References to Hindi films and actors abound in Keluskar’s movie. While defending his judgemental nature, the guy says, “There must be something bad about Aamir and some good qualities in Salman Khan”. There’s a sequence inside a cab too. After the driver goes on a rant about how he put his faith in the BJP only to realise that it is as hollow as the Congress, he dives into a story about gay couples and moral policing. Struggling to remember the word kick, he arrives at it through the Salman Khan film.
This preoccupation with the reel continues when the couple goes to the theatre to watch a movie. While the girl tries to concentrate, the guy is all too aroused to think of something else. A stray suggestion about him going into filmmaking spirals into one of his monotonous tirades – how films have never mustered the courage to talk about our lives, how they never name political parties, never show sex. And then there is the Censor Board, which is rapidly descending with time. It actually is a commentary on movies like Jaoon Kahan…., that only manage to see the light of day because of film festivals and OTT platforms. The guy mentions all the taboos and the film attempts to shatter them one by one, bridging the difference between reality and the filmy version of ‘reality’ that we are being fed through the ages. It is too harsh and dark, and strives to add to the shock value. Also, the irony strikes hard as the heroine’s brownface is a “stereotype” that Bollywood is being criticised for.

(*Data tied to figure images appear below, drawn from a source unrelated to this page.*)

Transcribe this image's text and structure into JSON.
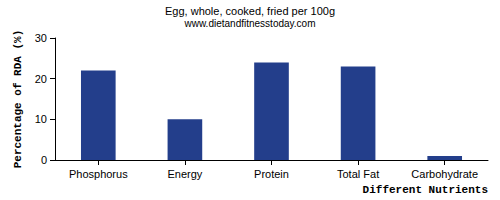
{
  "chart_data": {
    "type": "bar",
    "title": "Egg, whole, cooked, fried per 100g",
    "subtitle": "www.dietandfitnesstoday.com",
    "xlabel": "Different Nutrients",
    "ylabel": "Percentage of RDA (%)",
    "categories": [
      "Phosphorus",
      "Energy",
      "Protein",
      "Total Fat",
      "Carbohydrate"
    ],
    "values": [
      22,
      10,
      24,
      23,
      1
    ],
    "color": "#233e8b",
    "ylim": [
      0,
      30
    ],
    "yticks": [
      0,
      10,
      20,
      30
    ],
    "grid": false
  }
}
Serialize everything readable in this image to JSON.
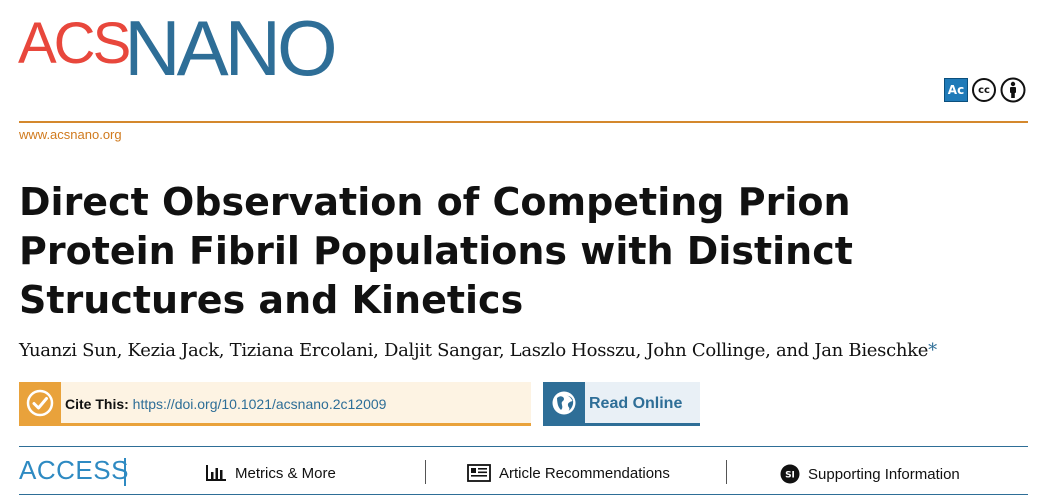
{
  "journal": {
    "logo_part1": "ACS",
    "logo_part2": "NANO",
    "website": "www.acsnano.org",
    "license_badges": [
      "Ac",
      "cc",
      "by-icon"
    ]
  },
  "article": {
    "title": "Direct Observation of Competing Prion Protein Fibril Populations with Distinct Structures and Kinetics",
    "authors": "Yuanzi Sun, Kezia Jack, Tiziana Ercolani, Daljit Sangar, Laszlo Hosszu, John Collinge, and Jan Bieschke",
    "corresponding_mark": "*"
  },
  "cite": {
    "label": "Cite This:",
    "doi": "https://doi.org/10.1021/acsnano.2c12009"
  },
  "read_online": {
    "label": "Read Online"
  },
  "access_bar": {
    "access_label": "ACCESS",
    "tabs": [
      {
        "label": "Metrics & More",
        "icon": "bar-chart-icon"
      },
      {
        "label": "Article Recommendations",
        "icon": "article-list-icon"
      },
      {
        "label": "Supporting Information",
        "icon": "si-icon"
      }
    ]
  },
  "colors": {
    "acs_red": "#e8473c",
    "nano_blue": "#2e6e97",
    "accent_orange": "#e9a23b",
    "access_blue": "#2e8ac2"
  }
}
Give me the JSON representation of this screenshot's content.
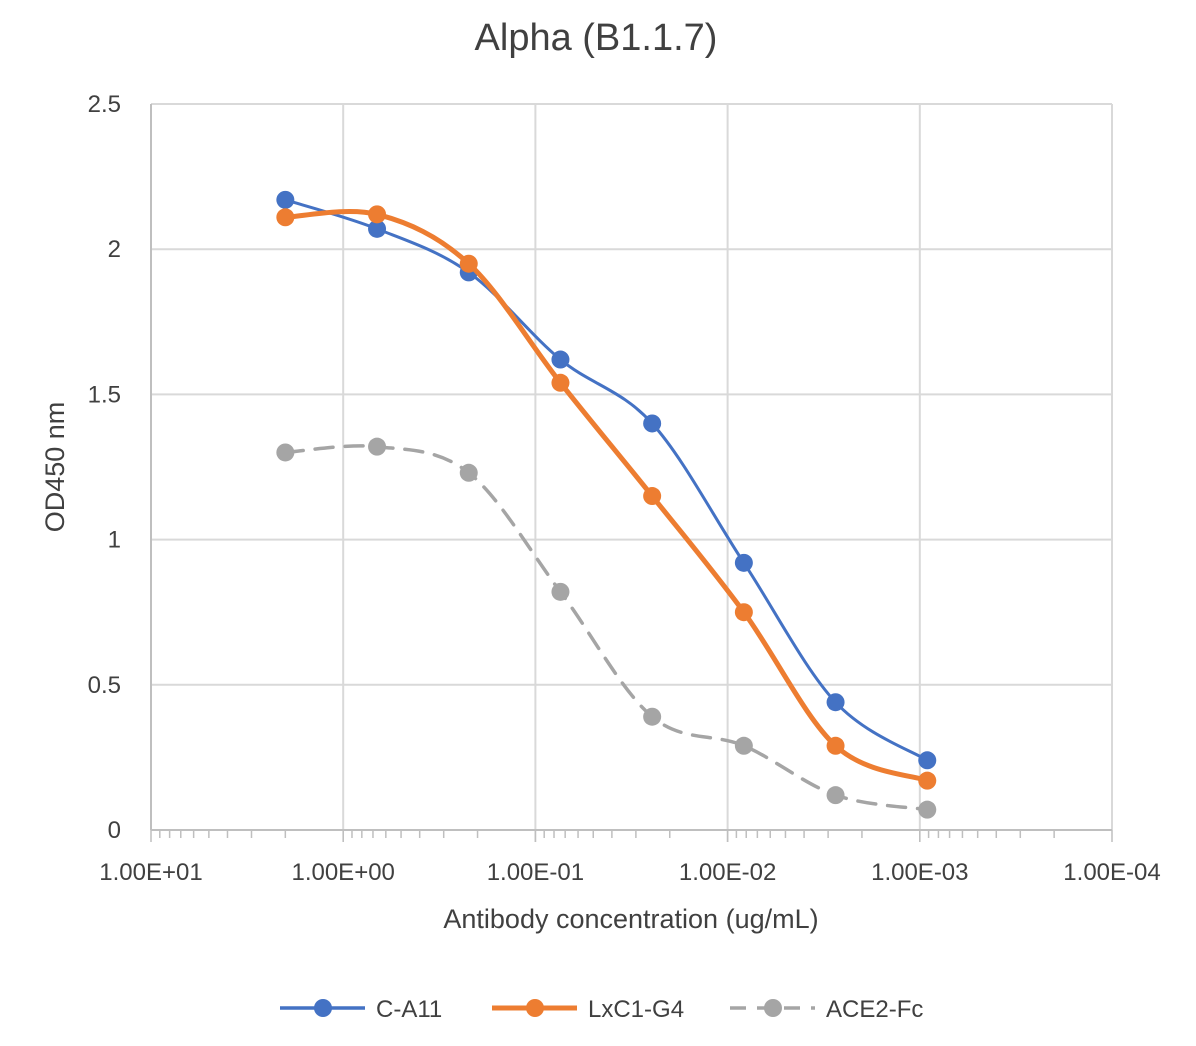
{
  "chart_data": {
    "type": "line",
    "title": "Alpha (B1.1.7)",
    "xlabel": "Antibody concentration (ug/mL)",
    "ylabel": "OD450 nm",
    "x_scale": "log-reversed",
    "xlim": [
      10,
      0.0001
    ],
    "ylim": [
      0,
      2.5
    ],
    "y_ticks": [
      "0",
      "0.5",
      "1",
      "1.5",
      "2",
      "2.5"
    ],
    "x_ticks": [
      "1.00E+01",
      "1.00E+00",
      "1.00E-01",
      "1.00E-02",
      "1.00E-03",
      "1.00E-04"
    ],
    "x": [
      2,
      0.6667,
      0.2222,
      0.07407,
      0.02469,
      0.00823,
      0.002743,
      0.0009145
    ],
    "series": [
      {
        "name": "C-A11",
        "color": "#4472c4",
        "dash": "solid",
        "values": [
          2.17,
          2.07,
          1.92,
          1.62,
          1.4,
          0.92,
          0.44,
          0.24
        ]
      },
      {
        "name": "LxC1-G4",
        "color": "#ed7d31",
        "dash": "solid",
        "values": [
          2.11,
          2.12,
          1.95,
          1.54,
          1.15,
          0.75,
          0.29,
          0.17
        ]
      },
      {
        "name": "ACE2-Fc",
        "color": "#a5a5a5",
        "dash": "dashed",
        "values": [
          1.3,
          1.32,
          1.23,
          0.82,
          0.39,
          0.29,
          0.12,
          0.07
        ]
      }
    ],
    "legend_position": "bottom",
    "grid": true
  }
}
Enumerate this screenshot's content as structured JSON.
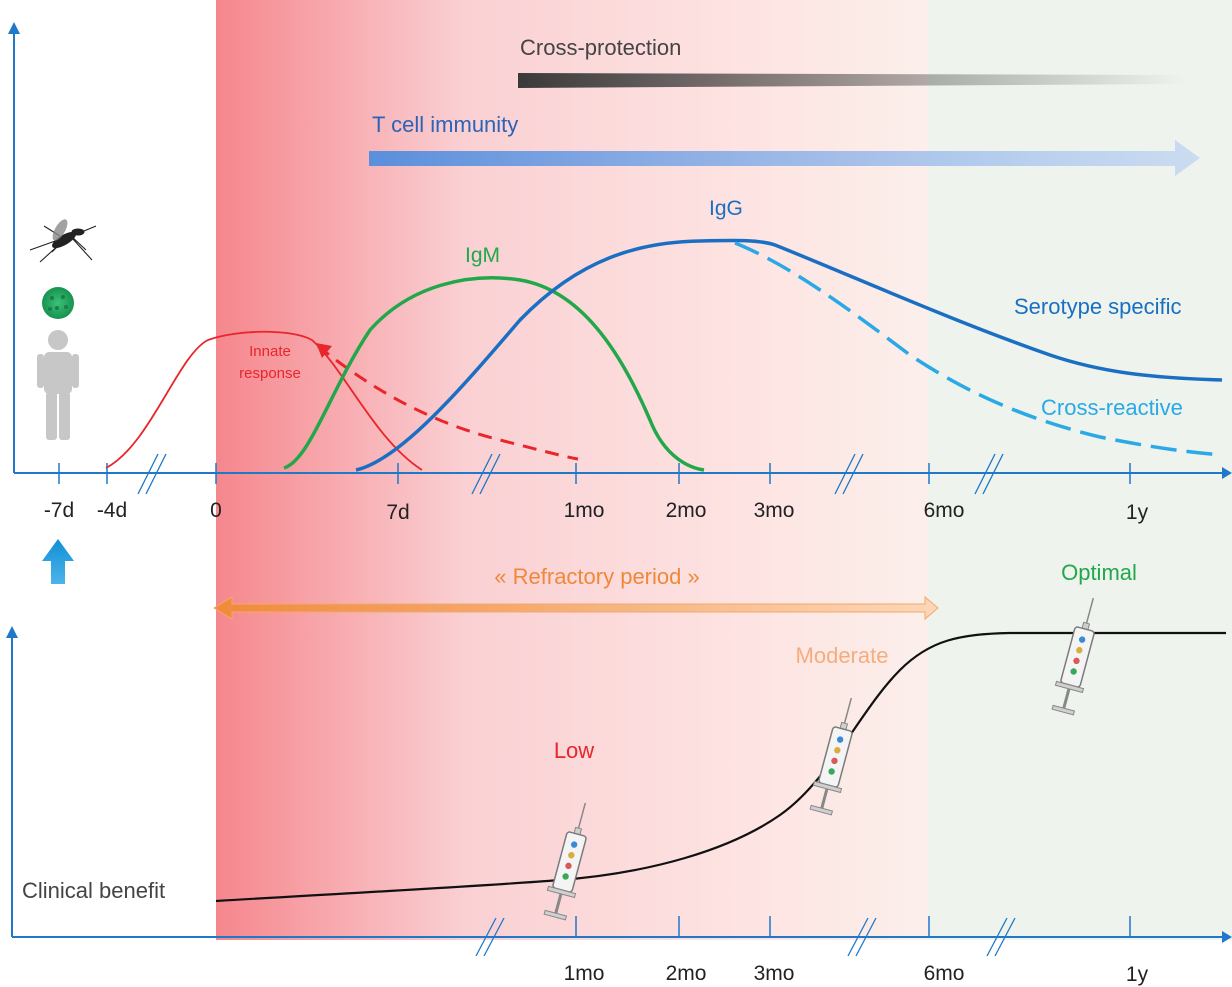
{
  "labels": {
    "cross_protection": "Cross-protection",
    "t_cell_immunity": "T cell immunity",
    "igg": "IgG",
    "igm": "IgM",
    "innate_line1": "Innate",
    "innate_line2": "response",
    "serotype_specific": "Serotype specific",
    "cross_reactive": "Cross-reactive",
    "refractory_period": "« Refractory period »",
    "optimal": "Optimal",
    "moderate": "Moderate",
    "low": "Low",
    "clinical_benefit": "Clinical benefit"
  },
  "timeline_ticks": [
    "-7d",
    "-4d",
    "0",
    "7d",
    "1mo",
    "2mo",
    "3mo",
    "6mo",
    "1y"
  ],
  "benefit_ticks": [
    "1mo",
    "2mo",
    "3mo",
    "6mo",
    "1y"
  ],
  "colors": {
    "axis": "#1f78c8",
    "innate": "#e8262b",
    "igm": "#22a84a",
    "igg": "#1b6fc2",
    "cross_reactive": "#29a9e6",
    "refractory": "#f0883a",
    "moderate": "#f6ad7d",
    "benefit_curve": "#111111",
    "t_cell": "#3470c4",
    "cross_protection": "#555555",
    "late_phase_bg": "#eef3ee"
  },
  "icons": {
    "vector": "mosquito-icon",
    "virus": "virus-particle-icon",
    "person": "person-icon",
    "exposure": "up-arrow-icon",
    "vaccine": "syringe-icon"
  }
}
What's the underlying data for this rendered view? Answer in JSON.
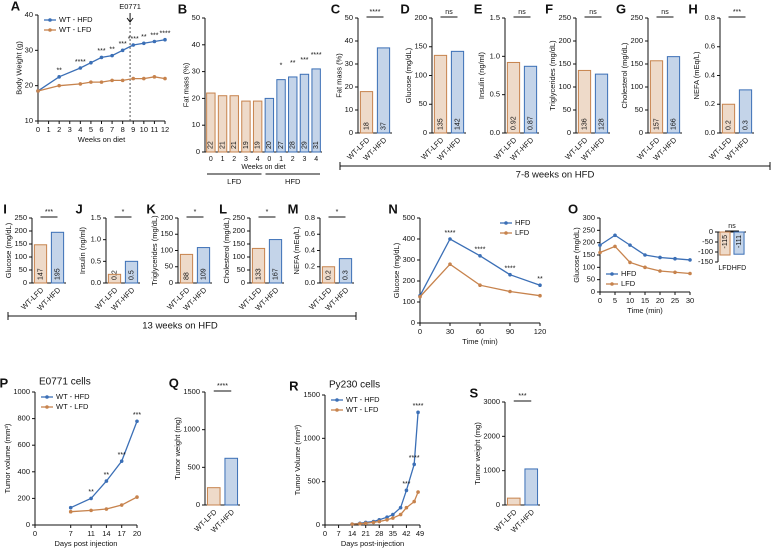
{
  "chart_data": [
    {
      "panel": "A",
      "type": "line",
      "ylabel": "Body Weight (g)",
      "xlabel": "Weeks on diet",
      "x": [
        0,
        2,
        4,
        5,
        6,
        7,
        8,
        9,
        10,
        11,
        12
      ],
      "xlim": [
        0,
        12
      ],
      "xticks": [
        0,
        1,
        2,
        3,
        4,
        5,
        6,
        7,
        8,
        9,
        10,
        11,
        12
      ],
      "ylim": [
        10,
        40
      ],
      "yticks": [
        10,
        20,
        30,
        40
      ],
      "legend": "upper left",
      "annotation": {
        "text": "E0771",
        "x": 8.7
      },
      "sig": [
        null,
        "**",
        "****",
        null,
        "***",
        "**",
        "***",
        "****",
        "**",
        "***",
        "****"
      ],
      "series": [
        {
          "name": "WT - HFD",
          "color": "#3b6fb6",
          "values": [
            18.5,
            22.5,
            25,
            26.5,
            28,
            28.5,
            30,
            31.5,
            32,
            32.5,
            33
          ]
        },
        {
          "name": "WT - LFD",
          "color": "#c7834d",
          "values": [
            18.5,
            20,
            20.5,
            21,
            21,
            21.5,
            21.5,
            22,
            22,
            22.5,
            22
          ]
        }
      ]
    },
    {
      "panel": "B",
      "type": "grouped_bar",
      "ylabel": "Fat mass (%)",
      "xlabel": "Weeks on diet",
      "categories": [
        "0",
        "1",
        "2",
        "3",
        "4"
      ],
      "ylim": [
        0,
        50
      ],
      "yticks": [
        0,
        10,
        20,
        30,
        40,
        50
      ],
      "data_labels": true,
      "series": [
        {
          "name": "LFD",
          "color": "#c7834d",
          "values": [
            22,
            21,
            21,
            19,
            19
          ]
        },
        {
          "name": "HFD",
          "color": "#3b6fb6",
          "values": [
            20,
            27,
            28,
            29,
            31
          ],
          "sig": [
            null,
            "*",
            "**",
            "***",
            "****"
          ]
        }
      ]
    },
    {
      "panel": "C",
      "type": "bar",
      "ylabel": "Fat mass (%)",
      "categories": [
        "WT-LFD",
        "WT-HFD"
      ],
      "colors": [
        "#c7834d",
        "#3b6fb6"
      ],
      "values": [
        18,
        37
      ],
      "ylim": [
        0,
        50
      ],
      "yticks": [
        0,
        10,
        20,
        30,
        40,
        50
      ],
      "sig": "****",
      "data_labels": true
    },
    {
      "panel": "D",
      "type": "bar",
      "ylabel": "Glucose (mg/dL)",
      "categories": [
        "WT-LFD",
        "WT-HFD"
      ],
      "colors": [
        "#c7834d",
        "#3b6fb6"
      ],
      "values": [
        135,
        142
      ],
      "ylim": [
        0,
        200
      ],
      "yticks": [
        0,
        50,
        100,
        150,
        200
      ],
      "sig": "ns",
      "data_labels": true
    },
    {
      "panel": "E",
      "type": "bar",
      "ylabel": "Insulin (ng/ml)",
      "categories": [
        "WT-LFD",
        "WT-HFD"
      ],
      "colors": [
        "#c7834d",
        "#3b6fb6"
      ],
      "values": [
        0.92,
        0.87
      ],
      "ylim": [
        0,
        1.5
      ],
      "yticks": [
        {
          "value": 0,
          "label": "0.0"
        },
        0.5,
        {
          "value": 1,
          "label": "1.0"
        },
        1.5
      ],
      "sig": "ns",
      "data_labels": true
    },
    {
      "panel": "F",
      "type": "bar",
      "ylabel": "Triglycerides (mg/dL)",
      "categories": [
        "WT-LFD",
        "WT-HFD"
      ],
      "colors": [
        "#c7834d",
        "#3b6fb6"
      ],
      "values": [
        136,
        128
      ],
      "ylim": [
        0,
        250
      ],
      "yticks": [
        0,
        50,
        100,
        150,
        200,
        250
      ],
      "sig": "ns",
      "data_labels": true
    },
    {
      "panel": "G",
      "type": "bar",
      "ylabel": "Cholesterol (mg/dL)",
      "categories": [
        "WT-LFD",
        "WT-HFD"
      ],
      "colors": [
        "#c7834d",
        "#3b6fb6"
      ],
      "values": [
        157,
        166
      ],
      "ylim": [
        0,
        250
      ],
      "yticks": [
        0,
        50,
        100,
        150,
        200,
        250
      ],
      "sig": "ns",
      "data_labels": true
    },
    {
      "panel": "H",
      "type": "bar",
      "ylabel": "NEFA (mEq/L)",
      "categories": [
        "WT-LFD",
        "WT-HFD"
      ],
      "colors": [
        "#c7834d",
        "#3b6fb6"
      ],
      "values": [
        0.2,
        0.3
      ],
      "ylim": [
        0,
        0.8
      ],
      "yticks": [
        {
          "value": 0,
          "label": "0.0"
        },
        0.2,
        0.4,
        0.6,
        0.8
      ],
      "sig": "***",
      "data_labels": true
    },
    {
      "panel": "I",
      "type": "bar",
      "ylabel": "Glucose (mg/dL)",
      "categories": [
        "WT-LFD",
        "WT-HFD"
      ],
      "colors": [
        "#c7834d",
        "#3b6fb6"
      ],
      "values": [
        147,
        195
      ],
      "ylim": [
        0,
        250
      ],
      "yticks": [
        0,
        50,
        100,
        150,
        200,
        250
      ],
      "sig": "***",
      "data_labels": true
    },
    {
      "panel": "J",
      "type": "bar",
      "ylabel": "Insulin (ng/ml)",
      "categories": [
        "WT-LFD",
        "WT-HFD"
      ],
      "colors": [
        "#c7834d",
        "#3b6fb6"
      ],
      "values": [
        0.2,
        0.5
      ],
      "ylim": [
        0,
        1.5
      ],
      "yticks": [
        {
          "value": 0,
          "label": "0.0"
        },
        0.5,
        {
          "value": 1,
          "label": "1.0"
        },
        1.5
      ],
      "sig": "*",
      "data_labels": true
    },
    {
      "panel": "K",
      "type": "bar",
      "ylabel": "Triglycerides (mg/dL)",
      "categories": [
        "WT-LFD",
        "WT-HFD"
      ],
      "colors": [
        "#c7834d",
        "#3b6fb6"
      ],
      "values": [
        88,
        109
      ],
      "ylim": [
        0,
        200
      ],
      "yticks": [
        0,
        50,
        100,
        150,
        200
      ],
      "sig": "*",
      "data_labels": true
    },
    {
      "panel": "L",
      "type": "bar",
      "ylabel": "Cholesterol (mg/dL)",
      "categories": [
        "WT-LFD",
        "WT-HFD"
      ],
      "colors": [
        "#c7834d",
        "#3b6fb6"
      ],
      "values": [
        133,
        167
      ],
      "ylim": [
        0,
        250
      ],
      "yticks": [
        0,
        50,
        100,
        150,
        200,
        250
      ],
      "sig": "*",
      "data_labels": true
    },
    {
      "panel": "M",
      "type": "bar",
      "ylabel": "NEFA (mEq/L)",
      "categories": [
        "WT-LFD",
        "WT-HFD"
      ],
      "colors": [
        "#c7834d",
        "#3b6fb6"
      ],
      "values": [
        0.2,
        0.3
      ],
      "ylim": [
        0,
        0.8
      ],
      "yticks": [
        {
          "value": 0,
          "label": "0.0"
        },
        0.2,
        0.4,
        0.6,
        0.8
      ],
      "sig": "*",
      "data_labels": true
    },
    {
      "panel": "N",
      "type": "line",
      "ylabel": "Glucose (mg/dL)",
      "xlabel": "Time (min)",
      "x": [
        0,
        30,
        60,
        90,
        120
      ],
      "xlim": [
        0,
        120
      ],
      "xticks": [
        0,
        30,
        60,
        90,
        120
      ],
      "ylim": [
        0,
        500
      ],
      "yticks": [
        0,
        100,
        200,
        300,
        400,
        500
      ],
      "legend": "upper right",
      "sig": [
        null,
        "****",
        "****",
        "****",
        "**"
      ],
      "series": [
        {
          "name": "HFD",
          "color": "#3b6fb6",
          "values": [
            130,
            400,
            320,
            230,
            180
          ]
        },
        {
          "name": "LFD",
          "color": "#c7834d",
          "values": [
            125,
            280,
            180,
            150,
            130
          ]
        }
      ]
    },
    {
      "panel": "O",
      "type": "line",
      "ylabel": "Glucose (mg/dL)",
      "xlabel": "Time (min)",
      "x": [
        0,
        5,
        10,
        15,
        20,
        25,
        30
      ],
      "xlim": [
        0,
        30
      ],
      "xticks": [
        0,
        5,
        10,
        15,
        20,
        25,
        30
      ],
      "ylim": [
        0,
        300
      ],
      "yticks": [
        0,
        50,
        100,
        150,
        200,
        250,
        300
      ],
      "legend": "lower left",
      "series": [
        {
          "name": "HFD",
          "color": "#3b6fb6",
          "values": [
            190,
            230,
            190,
            150,
            140,
            135,
            130
          ]
        },
        {
          "name": "LFD",
          "color": "#c7834d",
          "values": [
            160,
            185,
            120,
            100,
            85,
            80,
            75
          ]
        }
      ],
      "inset": {
        "type": "bar",
        "categories": [
          "LFD",
          "HFD"
        ],
        "colors": [
          "#c7834d",
          "#3b6fb6"
        ],
        "values": [
          -115,
          -111
        ],
        "ylim": [
          -150,
          0
        ],
        "yticks": [
          -150,
          -100,
          -50,
          0
        ],
        "sig": "ns",
        "data_labels": true
      }
    },
    {
      "panel": "P",
      "type": "line",
      "title": "E0771 cells",
      "ylabel": "Tumor volume (mm³)",
      "xlabel": "Days post injection",
      "x": [
        7,
        11,
        14,
        17,
        20
      ],
      "xlim": [
        0,
        20
      ],
      "xticks": [
        0,
        7,
        11,
        14,
        17,
        20
      ],
      "ylim": [
        0,
        1000
      ],
      "yticks": [
        0,
        200,
        400,
        600,
        800,
        1000
      ],
      "legend": "upper left",
      "sig": [
        null,
        "**",
        "**",
        "***",
        "***"
      ],
      "series": [
        {
          "name": "WT - HFD",
          "color": "#3b6fb6",
          "values": [
            130,
            200,
            330,
            480,
            780
          ]
        },
        {
          "name": "WT - LFD",
          "color": "#c7834d",
          "values": [
            100,
            110,
            120,
            150,
            210
          ]
        }
      ]
    },
    {
      "panel": "Q",
      "type": "bar",
      "ylabel": "Tumor weight (mg)",
      "categories": [
        "WT-LFD",
        "WT-HFD"
      ],
      "colors": [
        "#c7834d",
        "#3b6fb6"
      ],
      "values": [
        230,
        620
      ],
      "ylim": [
        0,
        1500
      ],
      "yticks": [
        0,
        500,
        1000,
        1500
      ],
      "sig": "****",
      "data_labels": false
    },
    {
      "panel": "R",
      "type": "line",
      "title": "Py230 cells",
      "ylabel": "Tumor Volume (mm³)",
      "xlabel": "Days post-injection",
      "x": [
        14,
        18,
        21,
        25,
        28,
        32,
        35,
        39,
        42,
        46,
        48
      ],
      "xlim": [
        0,
        49
      ],
      "xticks": [
        0,
        7,
        14,
        21,
        28,
        35,
        42,
        49
      ],
      "ylim": [
        0,
        1500
      ],
      "yticks": [
        0,
        500,
        1000,
        1500
      ],
      "legend": "upper left",
      "sig": [
        null,
        null,
        null,
        null,
        null,
        null,
        null,
        null,
        "***",
        "****",
        "****"
      ],
      "series": [
        {
          "name": "WT - HFD",
          "color": "#3b6fb6",
          "values": [
            10,
            20,
            30,
            40,
            60,
            90,
            120,
            200,
            400,
            700,
            1300
          ]
        },
        {
          "name": "WT - LFD",
          "color": "#c7834d",
          "values": [
            10,
            15,
            20,
            30,
            40,
            60,
            80,
            120,
            200,
            270,
            380
          ]
        }
      ]
    },
    {
      "panel": "S",
      "type": "bar",
      "ylabel": "Tumor weight (mg)",
      "categories": [
        "WT-LFD",
        "WT-HFD"
      ],
      "colors": [
        "#c7834d",
        "#3b6fb6"
      ],
      "values": [
        200,
        1050
      ],
      "ylim": [
        0,
        3000
      ],
      "yticks": [
        0,
        1000,
        2000,
        3000
      ],
      "sig": "***",
      "data_labels": false
    }
  ],
  "annotations": [
    {
      "text": "7-8 weeks on HFD"
    },
    {
      "text": "13 weeks on HFD"
    }
  ]
}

The relationship at the crux cannot be described in a few words. Thing that struck me is that the characters don’t have names. It is as if their identities have merged with the thousands struggling to fulfil their needs and desires in the city that refuses to halt. The guy judges people by only meeting them once. Sunita is the type of girl who will not hesitate plunging into extra-marital affairs or initiating a divorce, he says. Expletives are part and parcel of his nature, he is nihilistic and short-tempered, refers to his girlfriend as a “B-grade film’s heroine’s sister’ and consent are merely letters strung together. However, at times he seems more “liberal” than the girl. She is naïve and shy, dreams about a perfect marriage and kids, and allows him to play with her feelings till things take a drastic turn.
The climax at a lodge is sickeningly disturbing. It is violent, both physically and emotionally and the director makes sure that we plunge into an abyss. The girl delivers the final dialogue – “Film ho ya life ho, end toh honi hi hai (Be it films or life, both have to end)”. She vents out her pent-up rage, humiliation, sorrow through a mad dance.
That brings us to the final question – what about the refuge we seek in fiction when stress and sorrows burden us? As Fawad Khan says in Kapoor and Sons, “the happiness we don’t get in real life, we hunt for them in books”. Jaoon Kahan… bares the so-called naked reality in the crudest way possible, and it is that kind of work we would love to hate. After all, films don’t need to be this bleak to get the message across.